Sans en mesurer l’importance et l’enjeu, nous assistions à la lente régénération d’un judaïsme de France sorti exsangue des camps de la mort. Israël n’occupait pas encore le devant de la scène juive. La guerre des Six jours et l’angoisse qui, en prélude, accompagna le blocus du golfe d’Aqaba, allait, pour longtemps, l’installer dans notre vécu.

Emmanuel Lévinas partagea l’émotion collective et s’enquerrait, auprès de nous, de toute nouvelle information diffusée par les médias. Ceux-ci, hormis ‘’Le Monde’’, vibraient fortement pour la cause de l’Etat Juif. Après la victoire éclair d’Israël, les réserves assassines de De Gaulle à son encontre l’avaient meurtri. Lui qui s’était franchement réjoui de sa victoire sur Mitterand à la présidentielle de 1965; lui qui, toujours, arborait la légion d’honneur sur son costume croisé avec fierté et reconnaissance envers la patrie des droits de l’homme.

Cette époque contribua fortement à l’émergence d’une véritable conscience politique dans nos jeunes têtes de lycéens. Le sionisme devenait engagement et Israël une réalité tangible. Nombre, parmi nous, entreprirent leur alyah après leur bac.

Dès ces années-là, le savoir, pour nous devenait sacré et le monde de la connaissance nous invitait à son insatiable découverte. Le judaïsme s’offrait à nous dans ses profondeurs et nous nous y plongions avec avidité, lestés de la tradition familiale. Dans cette quête ni tout à fait aboutie ni tout à fait vaine de cette notion énigmatique et singulière de la Sainteté. Emmanuel Lévinas chérissait cette entreprise spirituelle et ses écrits, en filigrane, invitent souvent à ce voyage exaltant.

Ses écrits confinés, jusque-là, dans un cénacle d’initiés ou d’universitaires, rencontrent désormais, un succès triomphal. Ils constituent une œuvre majeure du XXe siècle. Ses ouvrages traduits dans plusieurs langues servent de référence à ceux qui cherchent un sens à leur combat moral ou à leur itinéraire personnel.

La société israélienne, longtemps hermétique lui ouvre avec enthousiasme les portes des universités et des médias. Le pape Jean-Paul II le reçut, à plusieurs reprises, et le monde catholique dont Paul Ricoeur incarna, pour lui, l’interlocuteur privilégié, y découvre un humanisme profond et rencontre dans l’Altérité lévinassienne une morale du Prochain très chère à son cheminement spirituel. Des intellectuels de toute obédience se réclament de sa pensée. Ils trouvent chez ce ‘’témoin du futur’’ qui récusa Heidegger infecté par le nazisme, un fanal dans les brumes du XXème siècle. Siècle barbare qui engendra la Shoa fruit, dit-on, du désenchantement nietzschéen et des dérives de la technologie triomphante.

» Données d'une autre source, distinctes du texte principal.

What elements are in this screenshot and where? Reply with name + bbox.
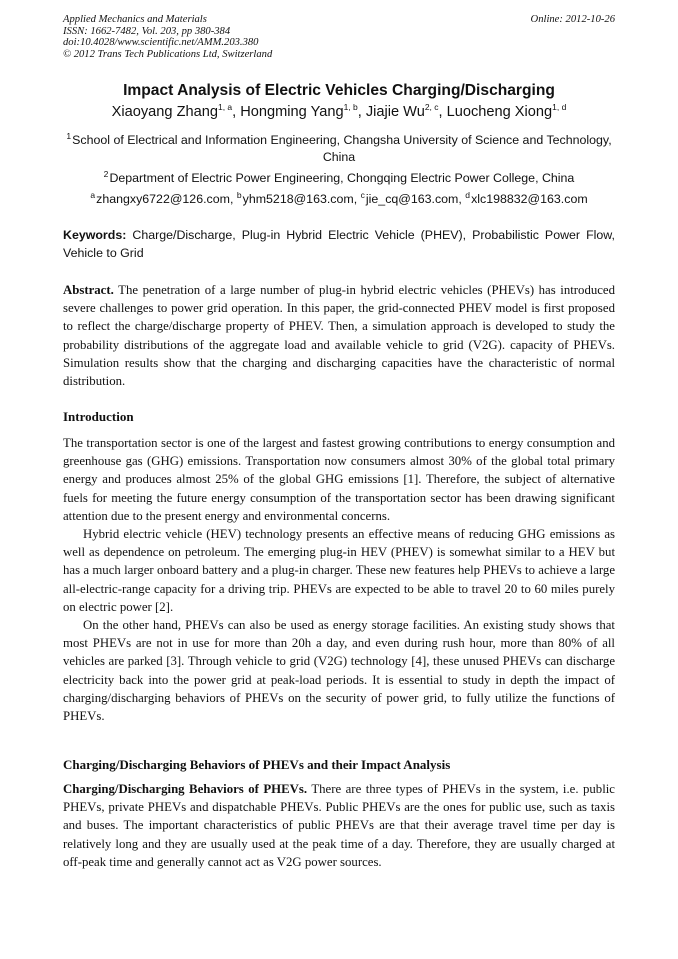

A cette pensée nihiliste, Lévinas oppose, sans répit, le Visage de l’Autre qui nous assigne une humanité et nous ordonne une responsabilité.

« Tu aimeras ton Prochain comme toi-même. » : c’était il y a 3500 ans.

« Tu aimeras ton Prochain, c’est cela être toi-même. » : c’est Emmanuel Lévinas, aujourd’hui et demain.

« Lévinas, mon maître », chapitre extrait d’Entre les lignes, ouvrage de Jacques Asseraf qui vient de paraître aux éditions La Bruyère.